A letter writer tells of it being the duty of each citizen to vote in local, state and national elections. To that end, the Boy Scouts had begun a campaign to get out the vote, an effort for which he urges support.

A letter writer from Rutherfordton tells of the Reverend Billy Graham, following a recent tour of England, indicating that it was a pagan and socialistic country, and that socialism was only slightly different from Communism. He finds that statement, coming from a man of education, to show "complete ignorance of facts". England and France, he indicates, were both in need of land reform, as had been recently pointed out by Justice William O. Douglas. Progressive socialism was perhaps the best antidote for "decaying capitalism", as shown by the most progressive countries in Europe, which had operated for 40 years under socialistic programs. He suggests that there was a vast difference between socialism and Communism, as evidenced in such socialistic countries as Switzerland, Holland, Belgium, Denmark, Sweden, Norway and Finland, the only countries in Europe where Soviet Communism had no chance of developing. He says that he had seen socialism make its first appearance and had heard his father and grandfather shout with joy when socialistic organizers had been clubbed and beaten because they tried to obtain strikes for better working conditions. But in those same countries now, there was great freedom, prosperity and a high standard of living, with very little crime and no beggars. He assures that such progress was impossible under Communism.

A letter from the chairman of the Mecklenburg Society of the North Carolina Society for Crippled Children thanks the newspaper for its cooperation in the recent Easter Seal campaign for crippled children. She expresses pride in having as their state chairman Luther Hodges—who would be elected Lieutenant Governor in 1952, and would accede to the position of Governor upon the death of Governor William B. Umstead in 1954. Governor Hodges would be elected on his own hook in 1956 and, in 1961, would be appointed Secretary of Commerce by President Kennedy.
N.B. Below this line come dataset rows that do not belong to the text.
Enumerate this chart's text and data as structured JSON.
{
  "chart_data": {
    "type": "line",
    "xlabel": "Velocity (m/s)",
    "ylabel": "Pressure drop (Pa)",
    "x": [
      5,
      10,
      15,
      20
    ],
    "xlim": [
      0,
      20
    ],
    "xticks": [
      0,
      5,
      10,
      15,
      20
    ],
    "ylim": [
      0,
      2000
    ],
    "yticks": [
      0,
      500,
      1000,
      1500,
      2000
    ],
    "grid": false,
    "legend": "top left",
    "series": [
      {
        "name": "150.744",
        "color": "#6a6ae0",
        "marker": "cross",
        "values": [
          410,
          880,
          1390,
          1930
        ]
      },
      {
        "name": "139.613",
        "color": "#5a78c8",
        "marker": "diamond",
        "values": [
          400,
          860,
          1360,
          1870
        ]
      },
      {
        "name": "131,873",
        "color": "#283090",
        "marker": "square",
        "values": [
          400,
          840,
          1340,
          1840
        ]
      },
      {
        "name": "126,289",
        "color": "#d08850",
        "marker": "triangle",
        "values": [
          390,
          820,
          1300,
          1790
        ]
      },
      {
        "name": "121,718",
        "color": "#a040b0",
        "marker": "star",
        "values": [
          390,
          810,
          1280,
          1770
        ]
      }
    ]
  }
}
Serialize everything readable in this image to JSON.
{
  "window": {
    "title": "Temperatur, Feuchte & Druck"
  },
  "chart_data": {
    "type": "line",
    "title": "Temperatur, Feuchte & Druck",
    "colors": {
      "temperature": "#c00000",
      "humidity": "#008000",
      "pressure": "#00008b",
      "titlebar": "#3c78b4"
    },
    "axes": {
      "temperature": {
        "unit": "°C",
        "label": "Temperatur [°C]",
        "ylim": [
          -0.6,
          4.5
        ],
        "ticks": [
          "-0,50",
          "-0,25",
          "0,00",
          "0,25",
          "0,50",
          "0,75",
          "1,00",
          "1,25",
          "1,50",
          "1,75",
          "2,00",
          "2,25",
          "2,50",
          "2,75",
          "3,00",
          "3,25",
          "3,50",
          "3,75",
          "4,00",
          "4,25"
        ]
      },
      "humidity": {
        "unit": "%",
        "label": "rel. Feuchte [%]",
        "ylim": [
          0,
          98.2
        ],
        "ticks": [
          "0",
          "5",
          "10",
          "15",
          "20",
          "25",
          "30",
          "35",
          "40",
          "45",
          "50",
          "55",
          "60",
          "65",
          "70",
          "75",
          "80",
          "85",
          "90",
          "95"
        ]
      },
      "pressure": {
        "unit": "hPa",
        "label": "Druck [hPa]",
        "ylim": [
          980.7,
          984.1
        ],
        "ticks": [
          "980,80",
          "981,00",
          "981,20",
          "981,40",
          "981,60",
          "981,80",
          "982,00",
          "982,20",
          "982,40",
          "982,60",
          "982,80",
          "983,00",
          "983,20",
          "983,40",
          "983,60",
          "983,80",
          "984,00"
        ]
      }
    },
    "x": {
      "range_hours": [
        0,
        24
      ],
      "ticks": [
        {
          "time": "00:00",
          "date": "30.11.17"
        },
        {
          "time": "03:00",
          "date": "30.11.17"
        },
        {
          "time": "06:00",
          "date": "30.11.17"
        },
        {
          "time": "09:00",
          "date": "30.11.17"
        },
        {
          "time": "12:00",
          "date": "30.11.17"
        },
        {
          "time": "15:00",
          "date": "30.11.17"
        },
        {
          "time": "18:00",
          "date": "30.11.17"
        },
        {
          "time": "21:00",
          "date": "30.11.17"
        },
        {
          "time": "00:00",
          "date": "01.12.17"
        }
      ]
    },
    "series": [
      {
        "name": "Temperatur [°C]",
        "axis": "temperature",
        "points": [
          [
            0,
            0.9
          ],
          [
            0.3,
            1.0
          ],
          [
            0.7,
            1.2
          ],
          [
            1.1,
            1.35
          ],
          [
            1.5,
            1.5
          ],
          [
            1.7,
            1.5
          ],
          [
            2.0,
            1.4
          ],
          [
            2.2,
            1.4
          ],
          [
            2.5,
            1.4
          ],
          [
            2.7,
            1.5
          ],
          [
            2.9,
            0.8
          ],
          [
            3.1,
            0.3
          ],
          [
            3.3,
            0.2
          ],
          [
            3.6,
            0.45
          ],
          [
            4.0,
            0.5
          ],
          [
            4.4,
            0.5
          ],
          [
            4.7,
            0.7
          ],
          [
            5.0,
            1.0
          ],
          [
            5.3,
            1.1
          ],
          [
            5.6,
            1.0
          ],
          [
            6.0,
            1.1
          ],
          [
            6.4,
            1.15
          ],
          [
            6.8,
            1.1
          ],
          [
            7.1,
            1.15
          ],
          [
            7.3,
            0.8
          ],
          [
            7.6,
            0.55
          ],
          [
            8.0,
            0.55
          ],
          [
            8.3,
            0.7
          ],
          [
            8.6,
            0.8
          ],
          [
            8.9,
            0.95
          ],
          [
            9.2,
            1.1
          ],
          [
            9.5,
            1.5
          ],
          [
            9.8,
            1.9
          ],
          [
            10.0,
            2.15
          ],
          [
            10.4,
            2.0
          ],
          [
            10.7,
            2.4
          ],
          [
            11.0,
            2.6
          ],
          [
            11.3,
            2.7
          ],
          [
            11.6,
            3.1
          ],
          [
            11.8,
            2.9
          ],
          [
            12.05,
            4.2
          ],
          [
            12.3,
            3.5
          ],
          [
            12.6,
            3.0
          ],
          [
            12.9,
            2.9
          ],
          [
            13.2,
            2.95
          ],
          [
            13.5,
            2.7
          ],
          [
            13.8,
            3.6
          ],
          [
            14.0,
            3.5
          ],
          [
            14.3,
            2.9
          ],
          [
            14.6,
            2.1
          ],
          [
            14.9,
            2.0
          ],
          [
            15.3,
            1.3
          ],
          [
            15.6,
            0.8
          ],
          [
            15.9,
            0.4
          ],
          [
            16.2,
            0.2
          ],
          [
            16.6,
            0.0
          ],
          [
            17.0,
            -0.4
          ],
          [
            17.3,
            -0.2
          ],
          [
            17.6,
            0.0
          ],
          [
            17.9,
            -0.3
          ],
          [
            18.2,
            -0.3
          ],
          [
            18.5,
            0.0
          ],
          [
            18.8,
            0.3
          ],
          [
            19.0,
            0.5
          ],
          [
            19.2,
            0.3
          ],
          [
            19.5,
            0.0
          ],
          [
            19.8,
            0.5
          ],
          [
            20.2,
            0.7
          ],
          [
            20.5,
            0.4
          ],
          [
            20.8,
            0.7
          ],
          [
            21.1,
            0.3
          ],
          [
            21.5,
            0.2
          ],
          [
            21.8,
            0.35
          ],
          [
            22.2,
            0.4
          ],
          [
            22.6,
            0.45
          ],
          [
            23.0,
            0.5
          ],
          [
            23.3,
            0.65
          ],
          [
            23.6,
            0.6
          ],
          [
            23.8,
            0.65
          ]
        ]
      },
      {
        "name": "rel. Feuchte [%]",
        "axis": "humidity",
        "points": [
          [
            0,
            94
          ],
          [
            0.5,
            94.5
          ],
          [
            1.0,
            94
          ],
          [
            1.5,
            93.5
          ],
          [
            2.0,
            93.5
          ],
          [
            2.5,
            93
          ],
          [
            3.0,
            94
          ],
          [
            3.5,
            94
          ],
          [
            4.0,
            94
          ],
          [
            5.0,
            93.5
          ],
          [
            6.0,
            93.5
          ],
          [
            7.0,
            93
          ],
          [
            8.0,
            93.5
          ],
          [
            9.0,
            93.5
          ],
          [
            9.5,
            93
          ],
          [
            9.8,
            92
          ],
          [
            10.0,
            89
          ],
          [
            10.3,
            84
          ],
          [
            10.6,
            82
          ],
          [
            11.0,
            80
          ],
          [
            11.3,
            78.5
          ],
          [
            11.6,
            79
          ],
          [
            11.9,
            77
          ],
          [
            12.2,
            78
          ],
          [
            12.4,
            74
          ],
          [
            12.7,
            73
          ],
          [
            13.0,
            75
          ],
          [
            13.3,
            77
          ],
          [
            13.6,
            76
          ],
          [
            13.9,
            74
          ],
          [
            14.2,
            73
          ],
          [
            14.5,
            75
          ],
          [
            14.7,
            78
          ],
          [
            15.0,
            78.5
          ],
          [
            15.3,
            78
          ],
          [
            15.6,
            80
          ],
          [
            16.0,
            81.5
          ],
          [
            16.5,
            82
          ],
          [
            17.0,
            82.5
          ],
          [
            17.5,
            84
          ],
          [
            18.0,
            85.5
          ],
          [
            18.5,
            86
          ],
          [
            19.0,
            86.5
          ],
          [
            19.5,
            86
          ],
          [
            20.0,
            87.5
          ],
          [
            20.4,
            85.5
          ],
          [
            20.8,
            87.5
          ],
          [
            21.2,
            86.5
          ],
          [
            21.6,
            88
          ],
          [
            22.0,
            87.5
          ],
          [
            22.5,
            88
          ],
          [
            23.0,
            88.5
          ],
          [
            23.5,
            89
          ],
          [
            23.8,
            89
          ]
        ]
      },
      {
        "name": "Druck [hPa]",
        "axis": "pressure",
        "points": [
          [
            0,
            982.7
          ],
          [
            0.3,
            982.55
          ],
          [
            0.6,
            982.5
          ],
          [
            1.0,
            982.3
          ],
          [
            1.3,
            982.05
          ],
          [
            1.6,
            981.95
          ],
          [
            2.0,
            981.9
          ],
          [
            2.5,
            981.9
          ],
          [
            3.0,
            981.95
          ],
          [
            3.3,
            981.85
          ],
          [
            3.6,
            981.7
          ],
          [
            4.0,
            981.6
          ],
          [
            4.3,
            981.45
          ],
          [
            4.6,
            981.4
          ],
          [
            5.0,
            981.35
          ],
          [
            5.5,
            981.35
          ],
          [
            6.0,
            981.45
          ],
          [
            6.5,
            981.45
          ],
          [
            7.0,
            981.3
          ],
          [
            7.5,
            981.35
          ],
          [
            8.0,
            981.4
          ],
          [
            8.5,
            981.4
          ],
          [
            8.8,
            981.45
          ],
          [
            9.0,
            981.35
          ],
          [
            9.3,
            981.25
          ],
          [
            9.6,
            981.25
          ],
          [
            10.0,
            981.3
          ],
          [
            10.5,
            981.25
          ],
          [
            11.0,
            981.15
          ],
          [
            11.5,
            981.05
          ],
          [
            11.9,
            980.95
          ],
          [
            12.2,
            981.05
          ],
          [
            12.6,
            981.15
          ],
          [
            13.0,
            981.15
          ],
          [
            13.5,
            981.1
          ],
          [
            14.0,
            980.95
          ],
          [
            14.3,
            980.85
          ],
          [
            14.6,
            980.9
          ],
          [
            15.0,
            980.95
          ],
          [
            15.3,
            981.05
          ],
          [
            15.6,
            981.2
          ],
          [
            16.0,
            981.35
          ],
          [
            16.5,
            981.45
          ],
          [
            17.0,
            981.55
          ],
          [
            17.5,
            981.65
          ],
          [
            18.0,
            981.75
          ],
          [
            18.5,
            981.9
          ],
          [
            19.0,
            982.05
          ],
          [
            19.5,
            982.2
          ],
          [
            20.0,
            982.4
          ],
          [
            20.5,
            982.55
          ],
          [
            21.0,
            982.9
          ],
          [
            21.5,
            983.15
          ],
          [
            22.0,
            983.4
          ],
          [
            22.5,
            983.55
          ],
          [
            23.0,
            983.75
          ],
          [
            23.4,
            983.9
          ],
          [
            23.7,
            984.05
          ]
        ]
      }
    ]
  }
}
A letter writer compliments the "objective, impartial reporting" by News editor Pete McKnight, during his tour of the Middle East in April, regarding the Palestine refugee problem, indicates that such reporting provided more faith in the uncensored press in a time of "propaganda and prejudice".

A letter from "The Homesick Boys", three sergeants and two privates of the Heavy Tank Company, 19th Infantry Regiment, in Korea, tells of having read an item in Stars & Stripes out of Asheville, with the headline, "3 Razor Wielding Women 'Ravish' Young Marine", finding that it demonstrated that it was not safe for servicemen to come home anymore, but also stating that if it were one of them after a stint in Korea, they would not have the heart to holler. "It's a shame the guy can't be on the street alone."